W szkole ogólnie strasznie zaczęła mnie irytować OK. Ja rozumiem, też mi się nie chce chodzić do szkoły, ale no jezu weźcie mnie: "K... Gdzie masz podręcznik? - nie mam - a czm nie nosisz? - bo ty zawsze masz"
Albo
"Jezu ja nie umiem - k... wiesz, że masz to w książce? - a po co mi to"
Może to nie brzmi jakoś szczególnie, ale mnie jej zachowanie już irytuje, to ciągłe "oh jesu ale bq nie mam ksionszki i nic nie umiem hehs ale pozycze od cb bo mi dasz nie"
Lubię ją, ale powinna zacząć ogarniać siebie, zwłaszcza przed egzaminami.
W szkole napisał do mnie (aka przestał ignorować) mój crush/osoba którą chce poznać. I ok ja rozumiem - też chce mnie poznać
Ale jak ktoś mi pisze w odpowiedzi na: "kiedy mogę przyjechać?
Zawsze"
To mój mózg tworzy fanfiction
Za jakieś 20 min muszę wychodzić na tańce. Jednocześnie jadąc tam i będąc tam muszę zacząć pisać rozprawkę, charakterystykę i podanie, jednoczesnie ucząc się na sprawdzian i kartkówkę.
Aweome
21:53
Łóżko
Padam. W drodze na tańce napisałem całą rozprawkę, a na tańcach prawie skończyłem charakterystykę.
Na samych zajęciach nic nie robimy w sumie, bo i tak nie tańcze w głównym składzie.
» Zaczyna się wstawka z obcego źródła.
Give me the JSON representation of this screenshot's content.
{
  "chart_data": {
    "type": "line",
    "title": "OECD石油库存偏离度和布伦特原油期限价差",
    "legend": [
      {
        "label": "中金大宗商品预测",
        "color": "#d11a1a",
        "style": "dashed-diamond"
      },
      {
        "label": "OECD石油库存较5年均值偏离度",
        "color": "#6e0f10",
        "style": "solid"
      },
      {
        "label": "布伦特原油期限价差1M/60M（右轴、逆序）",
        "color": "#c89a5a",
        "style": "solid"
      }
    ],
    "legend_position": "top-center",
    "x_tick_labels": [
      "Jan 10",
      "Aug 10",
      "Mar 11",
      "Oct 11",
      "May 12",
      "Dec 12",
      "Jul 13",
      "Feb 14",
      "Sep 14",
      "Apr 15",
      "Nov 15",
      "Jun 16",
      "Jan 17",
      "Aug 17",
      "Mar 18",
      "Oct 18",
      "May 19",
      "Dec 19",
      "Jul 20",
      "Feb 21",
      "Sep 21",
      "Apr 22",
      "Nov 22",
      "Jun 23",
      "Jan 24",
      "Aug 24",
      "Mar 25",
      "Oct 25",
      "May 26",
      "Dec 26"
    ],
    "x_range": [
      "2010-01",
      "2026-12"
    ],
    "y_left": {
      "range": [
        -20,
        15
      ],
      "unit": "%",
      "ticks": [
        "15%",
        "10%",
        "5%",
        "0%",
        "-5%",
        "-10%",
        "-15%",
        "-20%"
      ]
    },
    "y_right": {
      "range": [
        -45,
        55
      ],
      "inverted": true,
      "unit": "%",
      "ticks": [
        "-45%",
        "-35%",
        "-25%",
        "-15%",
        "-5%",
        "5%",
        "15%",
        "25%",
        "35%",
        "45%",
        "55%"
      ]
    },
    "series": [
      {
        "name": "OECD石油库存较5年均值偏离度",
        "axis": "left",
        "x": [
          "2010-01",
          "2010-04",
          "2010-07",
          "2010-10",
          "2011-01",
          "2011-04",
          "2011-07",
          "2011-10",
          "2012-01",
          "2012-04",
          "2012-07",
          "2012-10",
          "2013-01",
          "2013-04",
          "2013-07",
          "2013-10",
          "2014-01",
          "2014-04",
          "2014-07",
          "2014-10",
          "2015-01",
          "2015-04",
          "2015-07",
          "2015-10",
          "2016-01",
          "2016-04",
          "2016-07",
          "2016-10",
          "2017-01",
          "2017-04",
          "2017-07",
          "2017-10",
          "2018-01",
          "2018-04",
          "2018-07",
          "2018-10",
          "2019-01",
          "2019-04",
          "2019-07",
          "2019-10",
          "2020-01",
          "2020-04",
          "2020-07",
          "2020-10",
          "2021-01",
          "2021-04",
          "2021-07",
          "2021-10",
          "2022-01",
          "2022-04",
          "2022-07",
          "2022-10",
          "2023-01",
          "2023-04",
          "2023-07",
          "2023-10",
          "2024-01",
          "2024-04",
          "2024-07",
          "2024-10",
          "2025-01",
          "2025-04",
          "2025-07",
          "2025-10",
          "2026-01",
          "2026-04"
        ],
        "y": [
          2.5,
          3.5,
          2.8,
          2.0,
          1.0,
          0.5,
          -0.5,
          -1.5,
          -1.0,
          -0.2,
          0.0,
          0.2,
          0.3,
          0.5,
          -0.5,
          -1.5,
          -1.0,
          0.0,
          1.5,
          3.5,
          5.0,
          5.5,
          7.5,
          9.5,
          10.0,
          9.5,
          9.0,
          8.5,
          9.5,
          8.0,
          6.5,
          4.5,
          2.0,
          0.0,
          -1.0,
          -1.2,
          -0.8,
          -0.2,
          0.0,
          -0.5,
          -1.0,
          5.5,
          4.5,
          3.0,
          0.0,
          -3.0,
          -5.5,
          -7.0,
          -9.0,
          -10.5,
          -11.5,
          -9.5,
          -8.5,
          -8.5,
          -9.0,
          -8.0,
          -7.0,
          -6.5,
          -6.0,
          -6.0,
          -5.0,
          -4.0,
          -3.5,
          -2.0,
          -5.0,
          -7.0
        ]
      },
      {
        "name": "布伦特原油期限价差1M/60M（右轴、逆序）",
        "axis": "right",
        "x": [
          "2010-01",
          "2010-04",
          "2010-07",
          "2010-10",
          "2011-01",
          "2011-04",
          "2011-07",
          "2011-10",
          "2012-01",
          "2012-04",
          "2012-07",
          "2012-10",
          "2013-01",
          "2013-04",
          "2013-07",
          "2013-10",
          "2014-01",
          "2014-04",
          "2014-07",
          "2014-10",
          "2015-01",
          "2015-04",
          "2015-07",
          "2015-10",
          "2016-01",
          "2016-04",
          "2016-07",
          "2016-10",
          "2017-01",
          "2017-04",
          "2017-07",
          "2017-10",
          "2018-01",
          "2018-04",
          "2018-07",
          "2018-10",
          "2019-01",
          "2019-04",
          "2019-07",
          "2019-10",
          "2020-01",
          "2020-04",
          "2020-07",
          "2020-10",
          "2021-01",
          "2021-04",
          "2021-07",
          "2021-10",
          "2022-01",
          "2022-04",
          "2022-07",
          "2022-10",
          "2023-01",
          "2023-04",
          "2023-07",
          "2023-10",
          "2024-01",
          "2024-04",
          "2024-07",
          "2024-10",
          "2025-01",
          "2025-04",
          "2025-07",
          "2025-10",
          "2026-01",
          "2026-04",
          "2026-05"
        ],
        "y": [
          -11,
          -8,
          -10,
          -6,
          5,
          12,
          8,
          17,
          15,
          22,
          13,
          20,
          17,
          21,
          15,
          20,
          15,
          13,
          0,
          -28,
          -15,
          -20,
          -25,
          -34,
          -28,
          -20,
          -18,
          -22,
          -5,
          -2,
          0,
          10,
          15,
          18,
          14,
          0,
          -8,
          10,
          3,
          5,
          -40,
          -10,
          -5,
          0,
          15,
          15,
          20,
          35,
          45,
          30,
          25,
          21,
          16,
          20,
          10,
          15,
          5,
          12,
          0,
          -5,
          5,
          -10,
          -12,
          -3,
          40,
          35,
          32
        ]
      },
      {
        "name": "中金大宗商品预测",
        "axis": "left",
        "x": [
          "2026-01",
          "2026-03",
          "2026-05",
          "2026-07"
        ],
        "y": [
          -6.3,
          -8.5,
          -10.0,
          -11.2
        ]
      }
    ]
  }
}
Trochę sobie z WV i KN pogadaliśmy.
Próbowałem kręcić a la seconde
I mi wychodziły
Byłem serio zaskoczony.
Ale i tak najbardziej satysfakcjonującym momentem było widzenie jak PM nawet nie wie jak zacząć. Chyba każdy z grupy chce, żeby wyleciała, bo praca z nią to zło totalne.
Jedyne co mi zostało to dokończenie charakterystyki i zaczęcie podania i pouczenia się na niemiecki i polak.
Naprawdę padam, ale jestem z siebie i piruetów dumny.